Counter-intuitively, some Kentucky Dems believe McConnell will ultimately face a reckoning on this issue. There is no more experienced McConnell watcher and antagonist then Dem Rep. John Yarmuth, so when he says McConnell is cornered, it’s worth listening.
“Who knows how many hundreds of thousands will eventually have coverage who didn’t before — and Mitch would take it away from them,” Yarmuth, of the Third District in Louisville, told me. “I think it opens up some pretty strong vulnerabilities.”
McConnell’s ads feature an energy worker who benefitted from his efforts to bring him health care, but Yarmuth says Dems can counter: what about all those who’d lose coverage if Obamacare were repealed?
“I would suggest Alison attack Mitch for wanting to take health coverage away when he is boasting about having gotten health care to one guy,” Yarmuth said. (Alison Lundergan Grimes has been cautious on the ACA, standing up for its expansion of coverage but generally avoiding the topic.)
I pointed out polls show Obamacare is very unpopular in Kentucky. “Clearly when you put the Obamacare tag on it, there isn’t a great response,” Yarmuth replied. He pointed out Grimes never voted for the law, adding: “Alison can point to the need for it to be improved and then talk about how Mitch only wants to repeal it, which an overwhelming amount of Kentuckians don’t want to do…in 29 years, Kentucky is still basically near the bottom of all the states in health status.”
A new poll from Public Policy Polling finds the McConnell-Grimes matchup a dead heat, and Yarmuth suggests McConnell’s Tea Party opponent, Matt Bevin, might be easier to beat than the Senator himself.
“You can make a case that Mitch is easier to beat than Bevin,” Yarmuth said. “People are tired of him. They see him as the embodiment of government dysfunction. He probably will survive the primary. But he’s going to alienate a number of voters in the primary — it’s going to be nasty — who then will not come out.”
Asked how McConnell beats Grimes, he said: “It would be because Mitch defines her in such a way that people hold their noses and vote for him. If she underperforms in Louisville and Lexington, she’ll have a tough time.”
Asked how Grimes beats McConnell, he said: “She comes out of my district with a 60,000 vote margin. She wins her area, the sixth Congressional district [in Lexington], by 30,000 or 40,000 and holds down the margin elsewhere. The idea he’ll just destroy her in eastern Kentucky is not going to happen.”
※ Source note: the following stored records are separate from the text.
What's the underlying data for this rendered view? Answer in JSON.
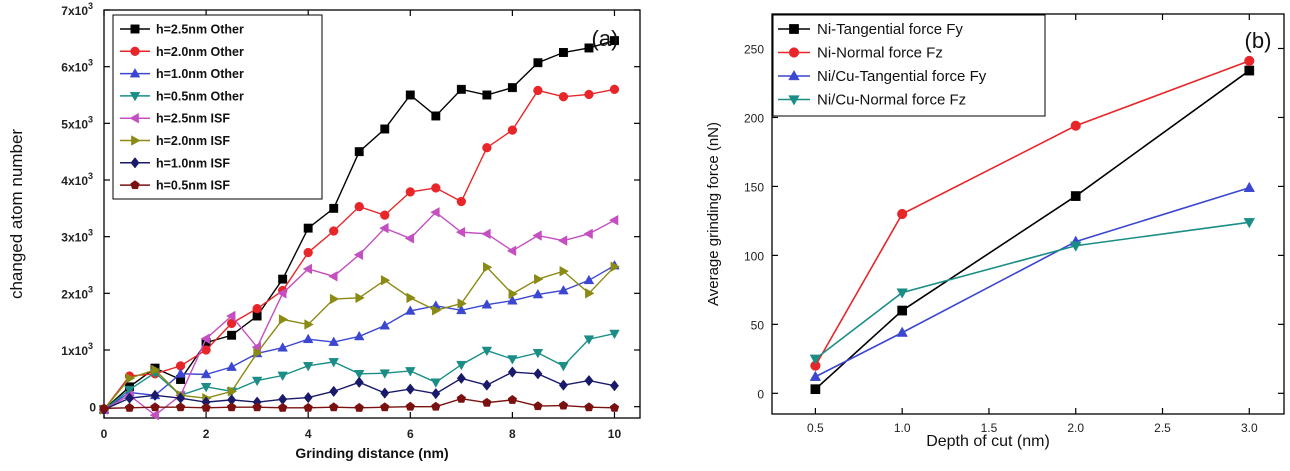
{
  "chart_data": [
    {
      "type": "line",
      "panel_label": "(a)",
      "xlabel": "Grinding distance (nm)",
      "ylabel": "changed atom number",
      "xlim": [
        0,
        10.5
      ],
      "ylim": [
        -200,
        7000
      ],
      "x_ticks": [
        0,
        2,
        4,
        6,
        8,
        10
      ],
      "x_tick_labels": [
        "0",
        "2",
        "4",
        "6",
        "8",
        "10"
      ],
      "y_ticks": [
        0,
        1000,
        2000,
        3000,
        4000,
        5000,
        6000,
        7000
      ],
      "y_tick_labels": [
        "0",
        "1x10",
        "2x10",
        "3x10",
        "4x10",
        "5x10",
        "6x10",
        "7x10"
      ],
      "y_tick_exponent": "3",
      "legend_position": "top-left",
      "x": [
        0,
        0.5,
        1,
        1.5,
        2,
        2.5,
        3,
        3.5,
        4,
        4.5,
        5,
        5.5,
        6,
        6.5,
        7,
        7.5,
        8,
        8.5,
        9,
        9.5,
        10
      ],
      "series": [
        {
          "name": "h=2.5nm Other",
          "color": "#000000",
          "marker": "square",
          "values": [
            -50,
            350,
            680,
            480,
            1130,
            1260,
            1600,
            2250,
            3150,
            3500,
            4500,
            4900,
            5500,
            5130,
            5600,
            5500,
            5630,
            6070,
            6250,
            6330,
            6460
          ]
        },
        {
          "name": "h=2.0nm Other",
          "color": "#e8262a",
          "marker": "circle",
          "values": [
            -50,
            540,
            580,
            720,
            1000,
            1470,
            1730,
            2050,
            2720,
            3100,
            3530,
            3380,
            3790,
            3860,
            3620,
            4570,
            4880,
            5580,
            5470,
            5510,
            5600
          ]
        },
        {
          "name": "h=1.0nm Other",
          "color": "#3b47d0",
          "marker": "triangle-up",
          "values": [
            -50,
            250,
            200,
            580,
            570,
            700,
            940,
            1040,
            1190,
            1140,
            1240,
            1430,
            1690,
            1780,
            1700,
            1800,
            1870,
            1980,
            2050,
            2230,
            2490
          ]
        },
        {
          "name": "h=0.5nm Other",
          "color": "#1a8e86",
          "marker": "triangle-down",
          "values": [
            -50,
            300,
            600,
            200,
            350,
            270,
            460,
            550,
            720,
            790,
            580,
            590,
            630,
            430,
            740,
            990,
            840,
            950,
            720,
            1190,
            1290
          ]
        },
        {
          "name": "h=2.5nm ISF",
          "color": "#c44fc0",
          "marker": "triangle-left",
          "values": [
            -50,
            200,
            -150,
            200,
            1200,
            1600,
            1050,
            2000,
            2430,
            2300,
            2680,
            3150,
            2970,
            3430,
            3080,
            3050,
            2750,
            3020,
            2930,
            3050,
            3290
          ]
        },
        {
          "name": "h=2.0nm ISF",
          "color": "#8a8a14",
          "marker": "triangle-right",
          "values": [
            -50,
            500,
            650,
            200,
            150,
            270,
            950,
            1540,
            1450,
            1900,
            1920,
            2230,
            1920,
            1700,
            1820,
            2460,
            1990,
            2250,
            2390,
            2000,
            2470
          ]
        },
        {
          "name": "h=1.0nm ISF",
          "color": "#1a1a6a",
          "marker": "diamond",
          "values": [
            -50,
            150,
            200,
            150,
            80,
            120,
            80,
            130,
            160,
            270,
            430,
            240,
            310,
            230,
            500,
            380,
            610,
            580,
            380,
            460,
            370
          ]
        },
        {
          "name": "h=0.5nm ISF",
          "color": "#7a1010",
          "marker": "pentagon",
          "values": [
            -30,
            -20,
            -10,
            -10,
            -20,
            -10,
            -10,
            -20,
            -20,
            -10,
            -20,
            -10,
            0,
            0,
            140,
            70,
            120,
            10,
            20,
            -10,
            -20
          ]
        }
      ]
    },
    {
      "type": "line",
      "panel_label": "(b)",
      "xlabel": "Depth of cut (nm)",
      "ylabel": "Average grinding force (nN)",
      "xlim": [
        0.25,
        3.2
      ],
      "ylim": [
        -15,
        275
      ],
      "x_ticks": [
        0.5,
        1.0,
        1.5,
        2.0,
        2.5,
        3.0
      ],
      "x_tick_labels": [
        "0.5",
        "1.0",
        "1.5",
        "2.0",
        "2.5",
        "3.0"
      ],
      "y_ticks": [
        0,
        50,
        100,
        150,
        200,
        250
      ],
      "y_tick_labels": [
        "0",
        "50",
        "100",
        "150",
        "200",
        "250"
      ],
      "legend_position": "top-left",
      "x": [
        0.5,
        1.0,
        2.0,
        3.0
      ],
      "series": [
        {
          "name": "Ni-Tangential force Fy",
          "color": "#000000",
          "marker": "square",
          "values": [
            3,
            60,
            143,
            234
          ]
        },
        {
          "name": "Ni-Normal force Fz",
          "color": "#e8262a",
          "marker": "circle",
          "values": [
            20,
            130,
            194,
            241
          ]
        },
        {
          "name": "Ni/Cu-Tangential force Fy",
          "color": "#3b47d0",
          "marker": "triangle-up",
          "values": [
            12,
            44,
            110,
            149
          ]
        },
        {
          "name": "Ni/Cu-Normal force Fz",
          "color": "#1a8e86",
          "marker": "triangle-down",
          "values": [
            25,
            73,
            107,
            124
          ]
        }
      ]
    }
  ]
}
Eastern Kentucky is coal country, and it votes Republican, but Grimes has distanced herself from Obama on coal. There are a lot of Democrats in the region, and there is also deep poverty. The PPP poll shows overwhelming support for a minimum wage hike, which Grimes is campaigning on, along with other pocketbook issues. In this context, Yarmuth articulated the message against the five-term Senator this way:
“Are you better off than you were 29 years ago?”